9 things I wish I'd known before I became a stay-at-home mom

I think context is critical here. You have some great stay at home parents, and you have some really shitty ones. People often have vastly different experiences in this area.

I had a stay at home parent that I'm fairly certain I can state had serious depression / mental issues that were untreated (though I didn't understand this as a kid). Their average day consisted of watching TV all day.

I rode an activity bus home (extracurricular band related activities) twice a week from a school that was 7 minutes away from home and it took me 1.5 hours to get home because it went the opposite direction first.

I was forced to quit band because during the marching band season, a Friday sporting event and a Saturday contest was "too much work". Let me tell you, its hilarious to take an awkward fat kid and remove socialization and exercise because its inconvenient for a parent.

I had to beg to go to the library, which again was very close to home. You'd think parents would kill to have a kid that wanted to go to the library but nope.

I didn't get a license until 19, and only then because you pretty much need one to have a job. I'm to this day the only person I've ever known to have been forced (by my parents) to voluntarily surrender my license - the insurance company tried to up the premiums for car insurance, and the insurance company agreed to drop the charges if I surrendered it.

My stay at home parent resented how life turned out. Resented having children. Every time people start talking the "its the hardest job in the world!" talk, the only response I can come up with is "Any job is a fucking cakewalk if you don't actually do it".

I never suffered physical abuse, but it was an environment of fear and discontent. I'm closing in on 40, and one of the thoughts that I've had recently is if I'll be able to manufacture any reasonable response to the eventual death of my parents because I hate one and I don't know the other because they worked 90+ hours a week and were only off while I was at school.

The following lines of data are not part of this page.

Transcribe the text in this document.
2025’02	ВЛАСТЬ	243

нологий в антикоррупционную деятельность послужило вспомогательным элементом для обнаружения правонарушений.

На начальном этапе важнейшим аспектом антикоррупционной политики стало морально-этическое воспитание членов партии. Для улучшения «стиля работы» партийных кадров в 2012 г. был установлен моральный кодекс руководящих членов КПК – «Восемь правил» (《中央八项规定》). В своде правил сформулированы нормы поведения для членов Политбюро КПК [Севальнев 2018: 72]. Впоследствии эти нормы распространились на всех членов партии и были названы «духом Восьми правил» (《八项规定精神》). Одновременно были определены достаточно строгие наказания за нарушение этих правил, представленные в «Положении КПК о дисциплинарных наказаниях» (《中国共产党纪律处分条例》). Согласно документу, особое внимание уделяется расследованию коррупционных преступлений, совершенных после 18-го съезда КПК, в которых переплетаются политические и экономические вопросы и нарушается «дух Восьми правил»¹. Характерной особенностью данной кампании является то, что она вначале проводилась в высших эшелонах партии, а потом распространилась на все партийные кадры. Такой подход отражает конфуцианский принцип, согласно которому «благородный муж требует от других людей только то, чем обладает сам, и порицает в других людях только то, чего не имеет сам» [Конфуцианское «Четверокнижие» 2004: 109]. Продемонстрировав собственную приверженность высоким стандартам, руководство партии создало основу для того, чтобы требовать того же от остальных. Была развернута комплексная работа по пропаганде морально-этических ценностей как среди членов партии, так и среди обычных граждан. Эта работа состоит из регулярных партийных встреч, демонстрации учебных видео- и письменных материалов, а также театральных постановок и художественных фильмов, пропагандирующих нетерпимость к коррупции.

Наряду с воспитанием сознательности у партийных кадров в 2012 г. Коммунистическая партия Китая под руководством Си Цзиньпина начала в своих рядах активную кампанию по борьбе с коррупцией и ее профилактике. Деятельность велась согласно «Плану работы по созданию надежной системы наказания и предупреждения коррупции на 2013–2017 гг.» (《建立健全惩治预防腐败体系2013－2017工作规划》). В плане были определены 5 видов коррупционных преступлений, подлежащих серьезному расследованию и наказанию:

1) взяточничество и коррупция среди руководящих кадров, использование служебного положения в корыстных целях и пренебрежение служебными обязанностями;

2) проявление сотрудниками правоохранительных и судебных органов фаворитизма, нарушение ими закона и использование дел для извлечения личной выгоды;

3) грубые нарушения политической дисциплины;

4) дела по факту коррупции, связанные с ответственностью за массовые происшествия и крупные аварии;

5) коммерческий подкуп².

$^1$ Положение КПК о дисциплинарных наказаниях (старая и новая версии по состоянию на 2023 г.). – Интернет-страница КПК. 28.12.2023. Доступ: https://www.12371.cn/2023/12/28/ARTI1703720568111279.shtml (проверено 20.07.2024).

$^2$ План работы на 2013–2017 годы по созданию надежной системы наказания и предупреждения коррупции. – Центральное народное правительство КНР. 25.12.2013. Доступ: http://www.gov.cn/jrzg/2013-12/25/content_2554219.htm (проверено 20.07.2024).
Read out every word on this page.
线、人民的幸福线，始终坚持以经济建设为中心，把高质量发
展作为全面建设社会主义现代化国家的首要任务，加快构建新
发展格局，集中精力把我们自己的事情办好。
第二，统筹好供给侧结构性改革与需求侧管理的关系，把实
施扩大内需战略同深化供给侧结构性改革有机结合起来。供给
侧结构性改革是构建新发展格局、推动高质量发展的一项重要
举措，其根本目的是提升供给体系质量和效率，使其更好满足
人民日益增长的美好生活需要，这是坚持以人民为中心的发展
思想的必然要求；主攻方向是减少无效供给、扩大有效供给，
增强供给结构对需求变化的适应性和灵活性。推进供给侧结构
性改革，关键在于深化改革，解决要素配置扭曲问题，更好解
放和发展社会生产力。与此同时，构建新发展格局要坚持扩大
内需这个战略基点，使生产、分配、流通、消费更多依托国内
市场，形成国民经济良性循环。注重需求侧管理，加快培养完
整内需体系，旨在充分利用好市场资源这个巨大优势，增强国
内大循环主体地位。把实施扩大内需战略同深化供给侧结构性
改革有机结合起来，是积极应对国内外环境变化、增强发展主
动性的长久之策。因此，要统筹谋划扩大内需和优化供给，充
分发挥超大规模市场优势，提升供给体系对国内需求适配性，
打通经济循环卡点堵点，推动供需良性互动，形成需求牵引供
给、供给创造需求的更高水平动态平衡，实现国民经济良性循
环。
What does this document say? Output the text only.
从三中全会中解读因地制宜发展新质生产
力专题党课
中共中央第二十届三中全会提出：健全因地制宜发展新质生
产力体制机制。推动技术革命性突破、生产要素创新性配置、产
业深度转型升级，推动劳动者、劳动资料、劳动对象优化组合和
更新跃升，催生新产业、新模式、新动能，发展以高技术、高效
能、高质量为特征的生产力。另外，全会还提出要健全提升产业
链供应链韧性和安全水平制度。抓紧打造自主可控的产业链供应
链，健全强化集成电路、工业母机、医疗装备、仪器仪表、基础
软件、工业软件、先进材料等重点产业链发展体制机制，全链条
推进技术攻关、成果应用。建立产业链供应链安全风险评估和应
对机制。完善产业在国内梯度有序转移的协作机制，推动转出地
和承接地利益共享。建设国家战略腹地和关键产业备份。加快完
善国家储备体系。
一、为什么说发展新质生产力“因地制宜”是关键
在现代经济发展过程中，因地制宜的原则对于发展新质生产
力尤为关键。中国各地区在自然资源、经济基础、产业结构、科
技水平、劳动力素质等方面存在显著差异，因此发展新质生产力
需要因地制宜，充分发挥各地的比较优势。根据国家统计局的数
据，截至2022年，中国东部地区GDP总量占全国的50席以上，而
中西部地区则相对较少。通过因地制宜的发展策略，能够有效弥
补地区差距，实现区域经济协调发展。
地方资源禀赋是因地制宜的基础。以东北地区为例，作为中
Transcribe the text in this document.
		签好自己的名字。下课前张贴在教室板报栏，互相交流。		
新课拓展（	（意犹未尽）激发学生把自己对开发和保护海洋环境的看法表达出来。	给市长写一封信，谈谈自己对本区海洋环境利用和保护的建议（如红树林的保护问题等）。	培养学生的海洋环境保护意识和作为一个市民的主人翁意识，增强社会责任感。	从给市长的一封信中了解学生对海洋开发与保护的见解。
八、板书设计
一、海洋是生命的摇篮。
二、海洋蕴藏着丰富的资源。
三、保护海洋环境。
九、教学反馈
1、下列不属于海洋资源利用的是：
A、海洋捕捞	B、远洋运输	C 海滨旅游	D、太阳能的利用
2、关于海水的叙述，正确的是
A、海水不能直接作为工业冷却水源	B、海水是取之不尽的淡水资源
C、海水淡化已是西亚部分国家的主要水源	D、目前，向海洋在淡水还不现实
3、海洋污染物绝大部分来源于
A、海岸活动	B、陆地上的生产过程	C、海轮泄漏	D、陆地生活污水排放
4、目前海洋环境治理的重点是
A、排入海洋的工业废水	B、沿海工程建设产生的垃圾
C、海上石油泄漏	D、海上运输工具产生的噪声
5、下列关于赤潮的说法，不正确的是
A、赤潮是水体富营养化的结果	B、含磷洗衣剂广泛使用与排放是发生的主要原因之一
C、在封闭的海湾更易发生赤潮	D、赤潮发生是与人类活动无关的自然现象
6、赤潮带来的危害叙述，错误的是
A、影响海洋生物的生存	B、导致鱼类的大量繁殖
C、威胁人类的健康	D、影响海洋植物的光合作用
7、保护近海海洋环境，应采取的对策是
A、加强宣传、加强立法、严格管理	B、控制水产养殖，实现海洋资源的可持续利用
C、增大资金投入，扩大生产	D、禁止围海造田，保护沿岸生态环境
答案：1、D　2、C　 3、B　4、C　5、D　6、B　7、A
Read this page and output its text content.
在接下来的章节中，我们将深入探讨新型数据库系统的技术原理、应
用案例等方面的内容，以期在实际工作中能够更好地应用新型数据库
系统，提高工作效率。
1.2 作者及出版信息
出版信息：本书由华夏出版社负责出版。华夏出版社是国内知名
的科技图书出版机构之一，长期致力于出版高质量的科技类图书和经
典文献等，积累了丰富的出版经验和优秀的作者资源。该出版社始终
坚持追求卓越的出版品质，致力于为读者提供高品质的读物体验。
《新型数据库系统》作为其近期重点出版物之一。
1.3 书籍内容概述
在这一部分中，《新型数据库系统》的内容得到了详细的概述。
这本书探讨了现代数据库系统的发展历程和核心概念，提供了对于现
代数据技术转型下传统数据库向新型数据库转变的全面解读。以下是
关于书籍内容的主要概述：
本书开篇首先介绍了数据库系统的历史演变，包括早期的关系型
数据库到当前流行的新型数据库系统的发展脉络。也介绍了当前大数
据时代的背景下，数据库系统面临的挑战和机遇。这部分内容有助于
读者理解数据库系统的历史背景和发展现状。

They've completely alienated my dysfunctional sister fighting over who the grandchildren like more etc. They have destroyed their relationship with my fathers mother (no other known family), and I've never heard anything about family period on my mothers side. They have grandchildren they haven't seen in 5+ years as the culmination of a Jerry Springer worthy story. I maintain a relationship with them much like you'd have with a business acquaintance that you might need in the future to provide a reference.

TLDR: Many of us didn't have a great experience with their parents.